電子レンジの発煙・発火事故 8%が経験 東京都が実態調査

◎都内のレンジ火災、過去最多 「現実に即した啓発」必要

2022年に都内で発生した電子レンジ火災が過去最多の84件にのぼったことから、東京都生活文化スポーツ局が2000人を対象に使用実態調査を行った。その結果、使用中に発煙・発火を経験した人が8%いて、温め不可の食品や食器を加熱したり、温め時間を長く設定したりする実態が確認された。また、およそ3割の人が危険な使用方法を「やったことがある」と回答。都は報告書の中で「電子レンジの取扱方法について、より踏み込んだ現実に即した注意喚起が重要」と指摘し、事業者や国にさらなる安全対策を求めた。

東京都が実施した実験では、長時間のレンジ加熱によりサツマイモが発火した。中華まんやアルミホイルなども要注意だ(写真:東京都生活文化スポーツ局提供)

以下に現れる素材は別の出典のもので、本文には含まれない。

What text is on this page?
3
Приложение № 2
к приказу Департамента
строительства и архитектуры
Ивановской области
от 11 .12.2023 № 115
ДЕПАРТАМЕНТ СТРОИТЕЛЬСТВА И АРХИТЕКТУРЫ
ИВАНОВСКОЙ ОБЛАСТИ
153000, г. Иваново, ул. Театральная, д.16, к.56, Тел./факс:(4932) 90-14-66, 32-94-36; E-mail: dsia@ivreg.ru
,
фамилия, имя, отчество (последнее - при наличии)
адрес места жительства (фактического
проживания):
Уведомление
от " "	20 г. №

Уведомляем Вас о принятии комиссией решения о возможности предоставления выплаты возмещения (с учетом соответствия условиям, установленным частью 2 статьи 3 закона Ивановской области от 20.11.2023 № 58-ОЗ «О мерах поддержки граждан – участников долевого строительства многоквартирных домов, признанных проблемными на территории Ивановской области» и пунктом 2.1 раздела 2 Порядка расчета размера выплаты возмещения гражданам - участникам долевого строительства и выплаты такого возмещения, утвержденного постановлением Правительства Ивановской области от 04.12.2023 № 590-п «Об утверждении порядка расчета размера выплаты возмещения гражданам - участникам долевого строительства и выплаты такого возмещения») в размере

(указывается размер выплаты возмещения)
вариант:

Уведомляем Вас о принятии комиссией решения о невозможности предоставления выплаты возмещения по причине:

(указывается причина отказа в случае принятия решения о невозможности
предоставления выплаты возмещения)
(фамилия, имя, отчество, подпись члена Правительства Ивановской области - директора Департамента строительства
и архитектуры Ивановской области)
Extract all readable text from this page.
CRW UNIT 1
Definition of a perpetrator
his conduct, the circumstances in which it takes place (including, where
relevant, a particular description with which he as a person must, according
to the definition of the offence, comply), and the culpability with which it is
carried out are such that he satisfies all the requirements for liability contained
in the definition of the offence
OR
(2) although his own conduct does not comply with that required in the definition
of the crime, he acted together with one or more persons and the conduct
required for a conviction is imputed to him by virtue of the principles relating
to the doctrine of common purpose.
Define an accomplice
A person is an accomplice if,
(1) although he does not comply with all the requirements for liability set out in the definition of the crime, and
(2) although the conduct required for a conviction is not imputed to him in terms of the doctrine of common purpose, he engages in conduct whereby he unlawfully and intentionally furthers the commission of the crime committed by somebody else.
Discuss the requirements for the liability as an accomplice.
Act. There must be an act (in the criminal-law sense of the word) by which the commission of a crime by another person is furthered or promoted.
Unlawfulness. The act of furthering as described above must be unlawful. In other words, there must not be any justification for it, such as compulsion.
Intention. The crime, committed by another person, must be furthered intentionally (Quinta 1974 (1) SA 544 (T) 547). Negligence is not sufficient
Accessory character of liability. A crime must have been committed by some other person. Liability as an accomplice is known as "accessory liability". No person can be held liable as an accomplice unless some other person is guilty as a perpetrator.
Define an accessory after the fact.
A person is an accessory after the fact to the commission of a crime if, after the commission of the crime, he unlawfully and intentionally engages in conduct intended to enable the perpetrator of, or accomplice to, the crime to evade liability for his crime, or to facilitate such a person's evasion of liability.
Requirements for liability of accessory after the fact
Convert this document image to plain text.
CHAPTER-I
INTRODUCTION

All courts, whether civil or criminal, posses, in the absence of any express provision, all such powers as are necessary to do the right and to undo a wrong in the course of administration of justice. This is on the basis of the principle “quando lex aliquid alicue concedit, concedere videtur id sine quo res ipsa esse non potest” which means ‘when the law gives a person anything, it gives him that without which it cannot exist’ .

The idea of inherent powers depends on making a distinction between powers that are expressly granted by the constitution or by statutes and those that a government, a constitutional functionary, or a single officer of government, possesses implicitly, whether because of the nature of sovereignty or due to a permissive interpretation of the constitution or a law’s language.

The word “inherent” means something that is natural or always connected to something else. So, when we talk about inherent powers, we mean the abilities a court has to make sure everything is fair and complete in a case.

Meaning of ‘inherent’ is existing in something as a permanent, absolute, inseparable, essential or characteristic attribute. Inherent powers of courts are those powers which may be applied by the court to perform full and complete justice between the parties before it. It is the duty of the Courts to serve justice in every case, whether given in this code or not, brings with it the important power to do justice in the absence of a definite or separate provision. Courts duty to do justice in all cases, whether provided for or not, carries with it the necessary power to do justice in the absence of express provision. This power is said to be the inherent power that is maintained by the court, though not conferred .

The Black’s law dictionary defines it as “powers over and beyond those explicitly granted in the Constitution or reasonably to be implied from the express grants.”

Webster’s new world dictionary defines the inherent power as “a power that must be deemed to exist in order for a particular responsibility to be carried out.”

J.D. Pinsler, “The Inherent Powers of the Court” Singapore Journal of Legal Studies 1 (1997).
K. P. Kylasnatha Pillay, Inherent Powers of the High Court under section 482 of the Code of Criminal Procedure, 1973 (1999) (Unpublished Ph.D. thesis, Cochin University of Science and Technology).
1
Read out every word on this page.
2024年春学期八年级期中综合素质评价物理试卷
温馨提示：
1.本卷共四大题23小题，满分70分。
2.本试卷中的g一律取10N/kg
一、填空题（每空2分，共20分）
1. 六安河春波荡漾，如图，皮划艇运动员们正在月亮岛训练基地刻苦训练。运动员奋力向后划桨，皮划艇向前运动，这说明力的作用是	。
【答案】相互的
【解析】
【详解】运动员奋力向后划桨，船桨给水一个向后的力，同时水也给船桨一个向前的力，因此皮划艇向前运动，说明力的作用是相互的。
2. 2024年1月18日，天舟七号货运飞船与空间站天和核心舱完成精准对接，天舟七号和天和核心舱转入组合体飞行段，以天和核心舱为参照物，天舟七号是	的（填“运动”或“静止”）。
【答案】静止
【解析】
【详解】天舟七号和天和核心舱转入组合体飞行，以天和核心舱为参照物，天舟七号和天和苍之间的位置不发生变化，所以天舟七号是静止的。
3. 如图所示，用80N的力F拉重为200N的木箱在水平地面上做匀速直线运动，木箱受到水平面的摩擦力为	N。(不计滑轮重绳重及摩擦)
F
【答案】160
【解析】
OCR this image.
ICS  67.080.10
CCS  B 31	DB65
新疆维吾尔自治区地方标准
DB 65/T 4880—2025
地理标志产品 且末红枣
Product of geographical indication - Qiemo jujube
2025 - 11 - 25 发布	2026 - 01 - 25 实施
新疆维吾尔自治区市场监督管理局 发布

調査結果によると、発煙・発火の主な原因は「温めてはいけないものを温めた」が58.2%、「温める時間を長く設定してしまった」が35.8%など。「ソフトクッキーを袋ごと加熱した時に袋から発火した」、「不織布マスクを洗ってから消毒を兼ねてレンジに入れたら鼻の部分に金属があり火花が散った」などの事例が寄せられた。

「やったことがある」危険な使用方法では、「少量のものを過剰に加熱」が全回答者の29.7%にのぼり、「高温になりやすいものを過剰の加熱」26.1%、「水分の少ないものを過剰に加熱」25.0%と続いた。また、危険な使用方法のうち「知らなかった」との回答が最も多かったのは「水分の少ないもの(パンやサツマイモなどの根菜類)を過剰に加熱する」(36.7%)。都がサツマイモを出力500Wで長時間加熱した実験では、11分13秒で小爆発を起こして発火。人が近くにいなかった場合、火事につながるリスクが確認された。

都は「電子レンジ事故は、経年劣化による故障よりも、危害・危険に対する認識不足や誤操作などによって起こるケースが多く見られる」と指摘している。